We can compute simple text-based features:

* SMILES length

```python
df["smiles_len"] = df["SMILES"].astype(str).str.len()
```

Or more complex features:
* count of specific characters (rings, branches, aromatic atoms)

```python
df["count_aromatic_c"] = df["SMILES"].astype(str).str.count("c")
df["count_branch"] = df["SMILES"].astype(str).str.count(r"\(")
df["count_ring_digits"] = df["SMILES"].astype(str).str.count(r"[0-9]")
df["count_star"] = df["SMILES"].astype(str).str.count(r"\*")

df[["SMILES", "smiles_len", "count_aromatic_c", "count_branch", "count_ring_digits", "count_star"]].head()
```

# Exercise

1. In the Data folder on Ilias there is an additional folder called 'train_supplement'. Choose one of the datasets in there.
    * If you use Google Colab, upload that file to a folder on your google drive. If you don't have a google account, make it now.
    * If you are working locally, download it and find its path.
    Look at the file by clicking on it. Does it contain the same columns of the 'train.csv' dataset?

2. Load the dataset as we did before for the 'train.csv' dataset

3. Study this dataset a bit with df.info() and df.describe() methods. How big is the dataset: How many rows, how many columns, how much space in the memory?
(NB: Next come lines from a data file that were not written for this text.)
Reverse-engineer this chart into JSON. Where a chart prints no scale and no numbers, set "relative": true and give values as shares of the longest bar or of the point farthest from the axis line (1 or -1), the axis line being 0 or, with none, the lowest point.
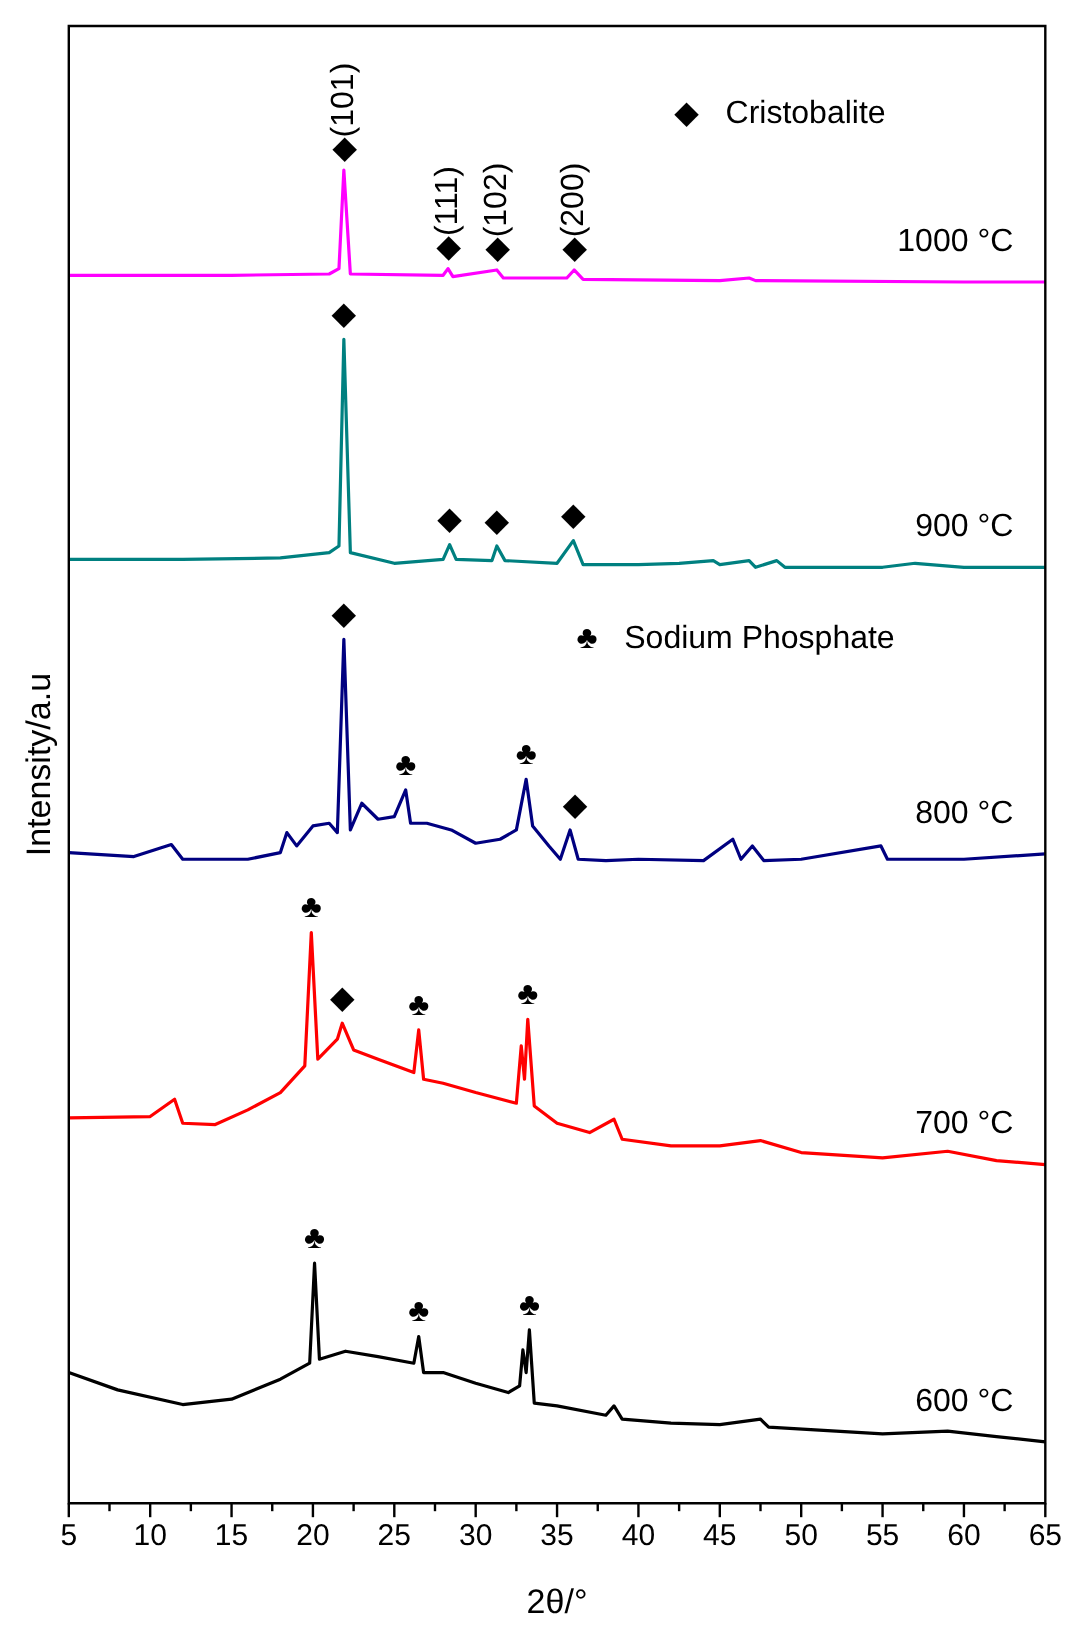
{
  "chart_data": {
    "type": "line",
    "relative": true,
    "xlabel": "2θ/°",
    "ylabel": "Intensity/a.u",
    "xlim": [
      5,
      65
    ],
    "xticks": [
      5,
      {
        "value": 7.5,
        "label": null
      },
      10,
      {
        "value": 12.5,
        "label": null
      },
      15,
      {
        "value": 17.5,
        "label": null
      },
      20,
      {
        "value": 22.5,
        "label": null
      },
      25,
      {
        "value": 27.5,
        "label": null
      },
      30,
      {
        "value": 32.5,
        "label": null
      },
      35,
      {
        "value": 37.5,
        "label": null
      },
      40,
      {
        "value": 42.5,
        "label": null
      },
      45,
      {
        "value": 47.5,
        "label": null
      },
      50,
      {
        "value": 52.5,
        "label": null
      },
      55,
      {
        "value": 57.5,
        "label": null
      },
      60,
      {
        "value": 62.5,
        "label": null
      },
      65
    ],
    "grid": false,
    "legend": false,
    "marker": "none",
    "line_style": "solid",
    "series": [
      {
        "name": "1000 °C",
        "color": "#ff00ff",
        "x": [
          5,
          15,
          21,
          21.6,
          21.9,
          22.3,
          28,
          28.3,
          28.6,
          31.3,
          31.7,
          35.6,
          36.05,
          36.6,
          45,
          46.8,
          47.2,
          60,
          65
        ],
        "values": [
          0.921,
          0.921,
          0.922,
          0.926,
          1.0,
          0.922,
          0.921,
          0.926,
          0.92,
          0.925,
          0.919,
          0.919,
          0.925,
          0.918,
          0.917,
          0.919,
          0.917,
          0.916,
          0.916
        ]
      },
      {
        "name": "900 °C",
        "color": "#008080",
        "x": [
          5,
          12,
          18,
          21,
          21.6,
          21.9,
          22.3,
          25,
          28,
          28.4,
          28.8,
          31,
          31.3,
          31.8,
          35,
          36,
          36.6,
          40,
          42.5,
          44.6,
          45,
          46.8,
          47.2,
          48.5,
          49,
          55,
          57,
          60,
          65
        ],
        "values": [
          0.708,
          0.708,
          0.709,
          0.713,
          0.718,
          0.873,
          0.713,
          0.705,
          0.708,
          0.719,
          0.708,
          0.707,
          0.718,
          0.707,
          0.705,
          0.722,
          0.704,
          0.704,
          0.705,
          0.707,
          0.704,
          0.707,
          0.702,
          0.707,
          0.702,
          0.702,
          0.705,
          0.702,
          0.702
        ]
      },
      {
        "name": "800 °C",
        "color": "#000080",
        "x": [
          5,
          9,
          11.3,
          12,
          16,
          18,
          18.4,
          19,
          20,
          21,
          21.5,
          21.9,
          22.3,
          23,
          24,
          25,
          25.7,
          26,
          27,
          28.5,
          30,
          31.5,
          32.5,
          33.1,
          33.5,
          34.5,
          35.2,
          35.8,
          36.3,
          38,
          40,
          44,
          45.8,
          46.3,
          47,
          47.7,
          50,
          54.9,
          55.3,
          60,
          65
        ],
        "values": [
          0.488,
          0.485,
          0.494,
          0.483,
          0.483,
          0.488,
          0.503,
          0.493,
          0.508,
          0.51,
          0.503,
          0.648,
          0.505,
          0.525,
          0.513,
          0.515,
          0.535,
          0.51,
          0.51,
          0.505,
          0.495,
          0.498,
          0.505,
          0.543,
          0.508,
          0.493,
          0.483,
          0.505,
          0.483,
          0.482,
          0.483,
          0.482,
          0.498,
          0.483,
          0.493,
          0.482,
          0.483,
          0.493,
          0.483,
          0.483,
          0.487
        ]
      },
      {
        "name": "700 °C",
        "color": "#ff0000",
        "x": [
          5,
          10,
          11.5,
          12,
          14,
          16,
          18,
          19.5,
          19.9,
          20.3,
          21.5,
          21.8,
          22.5,
          24,
          26.2,
          26.5,
          26.8,
          28,
          30,
          32.5,
          32.8,
          33,
          33.2,
          33.6,
          35,
          37,
          38.5,
          39,
          42,
          45,
          47.5,
          50,
          55,
          59,
          62,
          65
        ],
        "values": [
          0.289,
          0.29,
          0.303,
          0.285,
          0.284,
          0.295,
          0.308,
          0.328,
          0.428,
          0.333,
          0.348,
          0.36,
          0.34,
          0.333,
          0.323,
          0.355,
          0.318,
          0.315,
          0.308,
          0.3,
          0.343,
          0.318,
          0.363,
          0.298,
          0.285,
          0.278,
          0.288,
          0.273,
          0.268,
          0.268,
          0.272,
          0.263,
          0.259,
          0.264,
          0.257,
          0.254
        ]
      },
      {
        "name": "600 °C",
        "color": "#000000",
        "x": [
          5,
          8,
          12,
          15,
          18,
          19.8,
          20.1,
          20.4,
          22,
          24,
          26.2,
          26.5,
          26.8,
          28,
          30,
          32,
          32.7,
          32.9,
          33.1,
          33.3,
          33.6,
          35,
          38,
          38.5,
          39,
          42,
          45,
          47.5,
          48,
          55,
          59,
          62,
          65
        ],
        "values": [
          0.098,
          0.085,
          0.074,
          0.078,
          0.093,
          0.105,
          0.18,
          0.108,
          0.114,
          0.11,
          0.105,
          0.125,
          0.098,
          0.098,
          0.09,
          0.083,
          0.088,
          0.115,
          0.098,
          0.13,
          0.075,
          0.073,
          0.066,
          0.073,
          0.063,
          0.06,
          0.059,
          0.063,
          0.057,
          0.052,
          0.054,
          0.05,
          0.046
        ]
      }
    ],
    "annotations": [
      "◆   Cristobalite",
      "♣   Sodium Phosphate",
      {
        "text": "◆(101)",
        "x": 21.9,
        "y": 1.0
      },
      {
        "text": "◆(111)",
        "x": 28.3,
        "y": 0.926
      },
      {
        "text": "◆(102)",
        "x": 31.3,
        "y": 0.925
      },
      {
        "text": "◆(200)",
        "x": 36.05,
        "y": 0.925
      },
      {
        "text": "◆",
        "x": 21.9,
        "y": 0.873
      },
      {
        "text": "◆",
        "x": 28.4,
        "y": 0.719
      },
      {
        "text": "◆",
        "x": 31.3,
        "y": 0.718
      },
      {
        "text": "◆",
        "x": 36,
        "y": 0.722
      },
      {
        "text": "◆",
        "x": 21.9,
        "y": 0.648
      },
      {
        "text": "♣",
        "x": 25.7,
        "y": 0.535
      },
      {
        "text": "♣",
        "x": 33.1,
        "y": 0.543
      },
      {
        "text": "◆",
        "x": 36.1,
        "y": 0.505
      },
      {
        "text": "♣",
        "x": 19.9,
        "y": 0.428
      },
      {
        "text": "◆",
        "x": 21.8,
        "y": 0.36
      },
      {
        "text": "♣",
        "x": 26.5,
        "y": 0.355
      },
      {
        "text": "♣",
        "x": 33.2,
        "y": 0.363
      },
      {
        "text": "♣",
        "x": 20.1,
        "y": 0.18
      },
      {
        "text": "♣",
        "x": 26.5,
        "y": 0.125
      },
      {
        "text": "♣",
        "x": 33.3,
        "y": 0.13
      }
    ]
  }
}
4. Which column has the most missing values among the targets, if any?

5. Plot some columns with an histogram

---

# Takeaways

* Pandas DataFrames are the standard for tabular data in Python.
* Columns are backed by NumPy arrays, enabling fast computations.
* Real datasets have missing values: you must inspect and handle them.
* You can create useful numeric features from currently existing ones.